TORONTO (Canada), 16 août 2006 (AFP) - La prolifération du virus du sida (VIH) dans les prisons reste largement sous-estimée, ont regretté à Toronto (Canada) les acteurs de la lutte antisida appelant à un sursaut des pouvoirs publics dans le monde entier.
"Après plus de 20 ans de pandémie, la réponse dans les prisons n'est toujours pas adaptée", déplore le chercheur zambien Alick Nyirenda, à l'occasion de la 16e conférence internationale sur le sida.

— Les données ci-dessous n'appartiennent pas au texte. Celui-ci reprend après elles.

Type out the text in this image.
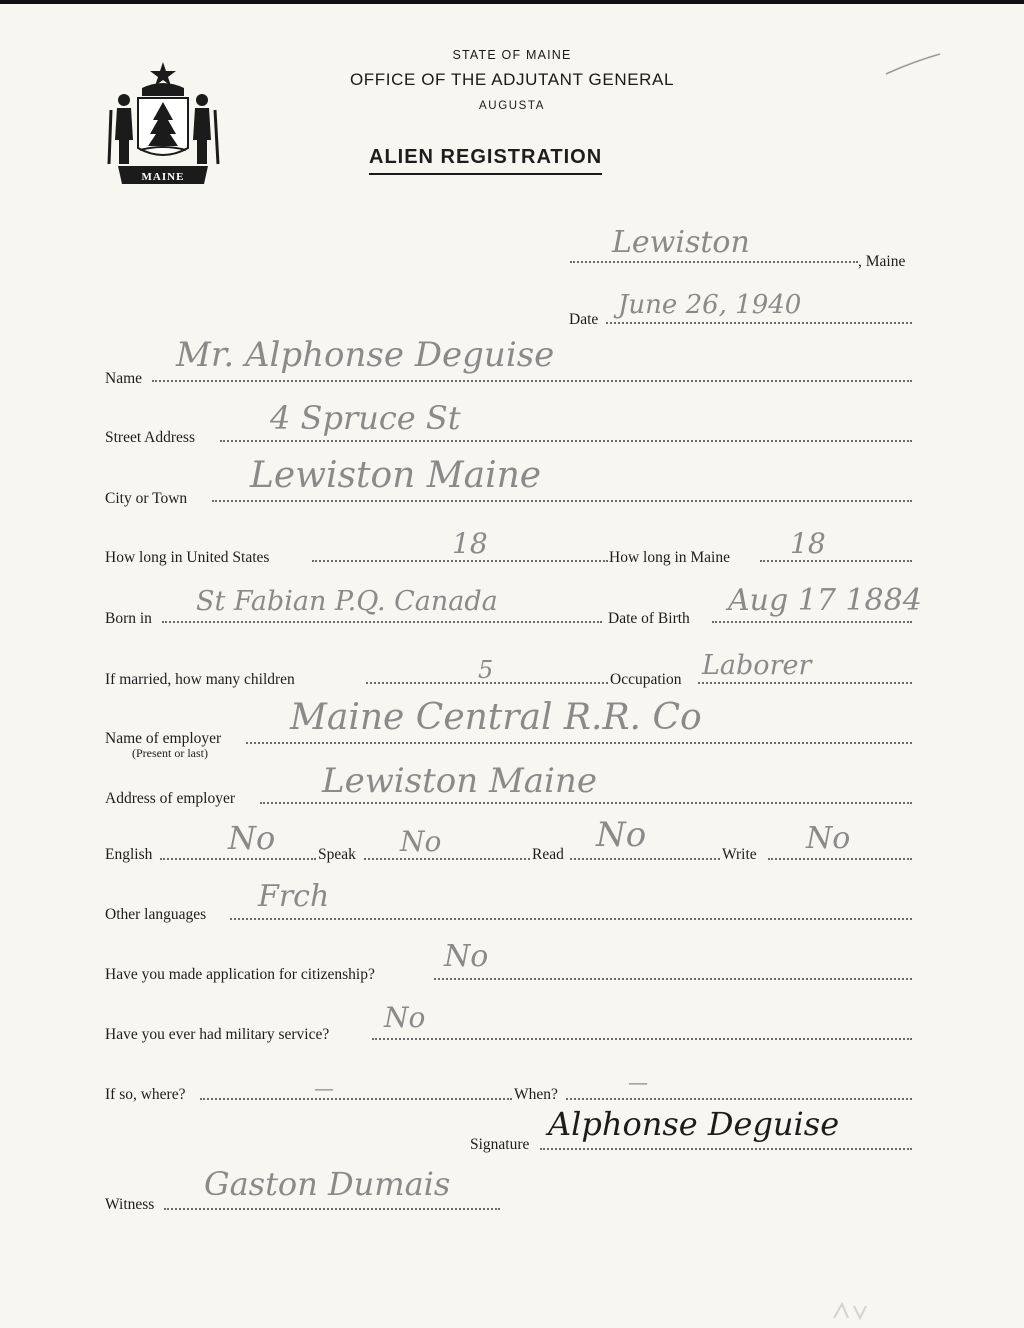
MAINE
STATE OF MAINE
OFFICE OF THE ADJUTANT GENERAL
AUGUSTA
ALIEN REGISTRATION
Lewiston
, Maine
Date June 26, 1940
Name
Mr. Alphonse Deguise
Street Address
4 Spruce St
City or Town
Lewiston Maine
How long in United States	18	How long in Maine 18
Born in
St Fabian P.Q. Canada
Date of Birth
Aug 17 1884
If married, how many children	5	Occupation Laborer
Name of employer
(Present or last)
Maine Central R.R. Co
Address of employer	Lewiston Maine
English No	Speak No	Read No	Write No
Other languages
Frch
Have you made application for citizenship?
No
Have you ever had military service?
No
If so, where?	—	When?
—
Signature
Alphonse Deguise
Witness
Gaston Dumais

Les prisons sont devenues de véritables "incubateurs" pour le VIH et le sida en raison de rapports homosexuels non protégés, de tatouages faits dans des conditions hygiéniques douteuses et de l'utilisation de seringues usagées, dit-il.

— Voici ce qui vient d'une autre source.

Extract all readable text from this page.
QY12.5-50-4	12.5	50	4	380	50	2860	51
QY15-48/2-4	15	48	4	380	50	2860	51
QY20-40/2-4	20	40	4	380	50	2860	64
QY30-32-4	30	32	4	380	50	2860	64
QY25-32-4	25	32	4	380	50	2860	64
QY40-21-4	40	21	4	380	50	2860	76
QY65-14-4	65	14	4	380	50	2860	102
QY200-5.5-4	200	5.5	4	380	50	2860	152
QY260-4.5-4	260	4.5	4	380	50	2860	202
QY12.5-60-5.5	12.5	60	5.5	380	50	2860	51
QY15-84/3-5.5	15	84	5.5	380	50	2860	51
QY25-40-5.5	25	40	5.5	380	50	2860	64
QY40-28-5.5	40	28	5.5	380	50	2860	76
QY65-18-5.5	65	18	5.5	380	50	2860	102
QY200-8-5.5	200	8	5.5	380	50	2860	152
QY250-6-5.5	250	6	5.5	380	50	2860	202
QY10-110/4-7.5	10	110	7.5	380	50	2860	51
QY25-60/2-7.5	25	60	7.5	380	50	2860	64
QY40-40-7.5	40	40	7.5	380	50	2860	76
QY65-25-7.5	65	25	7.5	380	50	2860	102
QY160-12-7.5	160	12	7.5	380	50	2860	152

La surpopulation carcérale, les gardiens trop débordés pour fournir une protection médicale et le tabou sur l'homosexualité dans certains pays ont favorisé cette propagation du virus dans les prisons.
Annie De Groot, spécialiste des maladies infectieuses dans les prisons à l'université américaine Brown, souligne que la situation des prisonniers est rarement évoquée dans les débats sur le sida alors qu'ils méritent les mêmes traitements que les autres malades.
Rick Ones, directeur de la Fondation irlandaise pour les réformes pénales, va même plus loin et estime que la prévention du sida dans les prisons devrait être considérée comme un droit de l'homme. Les Etats ont l'obligation de protéger la santé des populations carcérales, dit-il.
Dans les pays où les relations homosexuelles sont un délit, les débats sur la manière d'avoir des relations sexuelles protégées ("safe sex") sont difficiles, regrette M. Nyirenda.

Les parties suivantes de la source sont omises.